McLennan even coined a new word, pulchraphilia, to anchor his insight.

Yesterday, I reported on Creating Value Through Sustainability, leading with one panelist’s insight around data: “You measure what matters, and what gets measured, gets done.” Contrast that with McLennan’s discussion of quantity (vs quality?):

The real truth is that many of the most important things in life are the very things that are more difficult to quantify and any system that fails to address them is guaranteed to fall short. Just because something can’t be objectively measured doesn’t mean it has zero value; it may in fact become the most important building block of all. When it comes to green building and environmental performance, beauty and good design play an enormous role in the success of any project. In fact, aesthetics contribute to the overall effort in such significant ways primarily because people are involved and we are emotional beings. (p.20)

At first, I read this and agreed. Then I reread it and wondered how I could agree, yet be inspired by “you measure what matters.” I think now that it isn’t just a question of numerical measurement (relying on, say, conventional data), but rather of agreeing on salience.  In other words, “you measure what matters” means in the first instance agreeing on what is actually salient (if you agree something is salient, you’re much more likely to be willing to talk about its value).

That’s really the key thing: if we can agree that beauty or pulchraphilia are salient to the success of an enterprise, a project, our species, the environment, etc., then we will find a way to take its “measure” – because we will have agreed that, being salient, it’s valuable and it matters.

So, “you measure what matters” is a two-way street, infinitely open to negotiation. You can bury salience in data, drown meaning in bafflegab. Or you can make the case for what matters. And beauty is definitely worth the case.

Apropos of meaning, McLennan writes:

The first thing to understand is that any design infused with a rich cultural process is naturally imbued with meaning, as opposed to designs that attempt to strip away any connection to place, culture, climate or the era in which it resides. Context, in other words, matters – and when we build with great care, great love or great passion the result transcends building and transforms experience. Mere building turns into architecture.  (p.24)

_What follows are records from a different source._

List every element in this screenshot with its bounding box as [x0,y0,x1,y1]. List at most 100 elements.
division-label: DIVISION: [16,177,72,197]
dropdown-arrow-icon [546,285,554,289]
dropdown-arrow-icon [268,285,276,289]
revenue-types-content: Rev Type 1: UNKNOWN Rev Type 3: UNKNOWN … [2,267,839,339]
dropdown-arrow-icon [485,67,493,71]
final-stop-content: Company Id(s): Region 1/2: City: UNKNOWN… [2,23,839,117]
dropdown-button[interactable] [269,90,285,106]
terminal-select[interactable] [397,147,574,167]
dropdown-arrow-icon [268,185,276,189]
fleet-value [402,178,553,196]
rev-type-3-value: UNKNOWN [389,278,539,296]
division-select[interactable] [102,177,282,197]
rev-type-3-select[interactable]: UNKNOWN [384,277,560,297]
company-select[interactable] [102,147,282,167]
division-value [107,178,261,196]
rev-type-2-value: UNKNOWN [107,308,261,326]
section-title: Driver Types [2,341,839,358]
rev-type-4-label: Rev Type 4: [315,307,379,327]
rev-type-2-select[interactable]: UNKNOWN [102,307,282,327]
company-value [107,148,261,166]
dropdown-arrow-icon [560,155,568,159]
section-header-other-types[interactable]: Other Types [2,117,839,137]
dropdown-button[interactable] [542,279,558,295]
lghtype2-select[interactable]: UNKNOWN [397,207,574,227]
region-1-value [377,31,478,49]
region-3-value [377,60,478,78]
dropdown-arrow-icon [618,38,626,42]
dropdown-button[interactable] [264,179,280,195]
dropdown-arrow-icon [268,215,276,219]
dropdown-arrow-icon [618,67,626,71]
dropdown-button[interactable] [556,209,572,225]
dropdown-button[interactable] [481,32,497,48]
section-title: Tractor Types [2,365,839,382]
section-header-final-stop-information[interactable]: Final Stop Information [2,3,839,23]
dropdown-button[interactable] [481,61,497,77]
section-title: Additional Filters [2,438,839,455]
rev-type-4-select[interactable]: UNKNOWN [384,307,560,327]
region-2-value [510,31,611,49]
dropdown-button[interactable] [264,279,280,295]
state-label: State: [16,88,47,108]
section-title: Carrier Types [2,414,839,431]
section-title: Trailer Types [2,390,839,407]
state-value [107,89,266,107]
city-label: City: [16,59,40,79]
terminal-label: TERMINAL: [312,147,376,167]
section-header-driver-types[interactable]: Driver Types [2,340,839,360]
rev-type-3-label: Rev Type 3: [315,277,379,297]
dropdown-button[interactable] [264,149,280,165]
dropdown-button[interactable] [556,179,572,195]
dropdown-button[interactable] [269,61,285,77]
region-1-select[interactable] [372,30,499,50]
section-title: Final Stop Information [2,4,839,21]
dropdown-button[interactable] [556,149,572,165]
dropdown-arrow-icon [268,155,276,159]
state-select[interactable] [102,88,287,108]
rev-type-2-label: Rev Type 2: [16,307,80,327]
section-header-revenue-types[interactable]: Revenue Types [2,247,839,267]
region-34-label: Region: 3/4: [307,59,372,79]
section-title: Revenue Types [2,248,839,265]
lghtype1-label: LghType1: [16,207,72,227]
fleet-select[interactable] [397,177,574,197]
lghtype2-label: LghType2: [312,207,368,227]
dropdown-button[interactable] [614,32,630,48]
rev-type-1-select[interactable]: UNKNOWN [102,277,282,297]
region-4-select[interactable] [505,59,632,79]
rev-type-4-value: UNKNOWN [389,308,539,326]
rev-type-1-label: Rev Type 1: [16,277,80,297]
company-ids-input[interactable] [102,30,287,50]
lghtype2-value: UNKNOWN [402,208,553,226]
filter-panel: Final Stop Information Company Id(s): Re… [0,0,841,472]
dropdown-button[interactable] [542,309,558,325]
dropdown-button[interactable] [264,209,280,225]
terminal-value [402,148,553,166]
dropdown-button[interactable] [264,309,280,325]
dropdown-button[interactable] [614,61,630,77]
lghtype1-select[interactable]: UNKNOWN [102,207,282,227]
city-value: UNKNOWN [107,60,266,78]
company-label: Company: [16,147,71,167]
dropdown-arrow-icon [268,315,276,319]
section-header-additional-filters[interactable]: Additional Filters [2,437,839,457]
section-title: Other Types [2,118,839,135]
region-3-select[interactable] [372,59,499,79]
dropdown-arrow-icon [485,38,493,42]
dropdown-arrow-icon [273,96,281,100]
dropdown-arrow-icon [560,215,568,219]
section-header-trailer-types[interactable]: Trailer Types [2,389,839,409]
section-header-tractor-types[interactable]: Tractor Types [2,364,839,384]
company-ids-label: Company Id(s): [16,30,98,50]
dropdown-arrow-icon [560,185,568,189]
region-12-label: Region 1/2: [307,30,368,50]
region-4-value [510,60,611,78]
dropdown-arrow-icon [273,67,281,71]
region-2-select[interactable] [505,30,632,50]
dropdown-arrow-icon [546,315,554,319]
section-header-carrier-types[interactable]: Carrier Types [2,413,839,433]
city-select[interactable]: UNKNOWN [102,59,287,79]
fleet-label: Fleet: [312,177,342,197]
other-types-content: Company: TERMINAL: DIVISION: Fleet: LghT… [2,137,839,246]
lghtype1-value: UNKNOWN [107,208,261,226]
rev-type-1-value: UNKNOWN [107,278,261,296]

Again, “infused with a rich cultural process” means the design has located itself within salience: the context is the history of how it came to be salient, why it stands out, why we give it attention. (If I put on my art historian’s hat, salience simply means what stands out: the figure against the ground on a canvas, for example. It’s what draws my attention.) And again, salience is itself negotiable: we may not always consider salient what previous generations did. But there’s a history to it, which, if we bother to learn it, can help us figure out how to assess salience today.

(For more on salience in a business context, check out Roger Martin‘s book, The Opposable Mind, which I blogged about here.)

Finally, the following two sentences resonated a lot with me, because (like many people) I’m on a tear against how our built environment is dictated by the requirements of the car:

Most of our current communities have been designed around modules that have nothing to do with the dimension of human life. Instead, they are based on 20- and 30-foot mechanical forms of locomotion (automobiles) that separate us, divide us and expand scale beyond the point where any meaning can occur. (p.30)

Gordon Price has written extensively about car-dependent urban planning; I blogged about a presentation he recently gave in Victoria on Motordom, or auto-dependent urban form. The civil engineers and city planners really need to step up here and rethink the codes – a big dose of pulchraphilia is definitely needed.

Next up sometime soon I might do a little photo-essay about driveways: old driveways in an old neighborhood, juxtaposed to “suburban-style” double-wide driveways on new subdivisions in those same neighborhoods. They’re as big an eyesore in residential neighborhoods as are honking great underground parking garage entrances on city streets that should present a tightly-knit street-wall of building frontages… And why are they so big in the first place? Because city engineering codes require it. Change the damn codes.)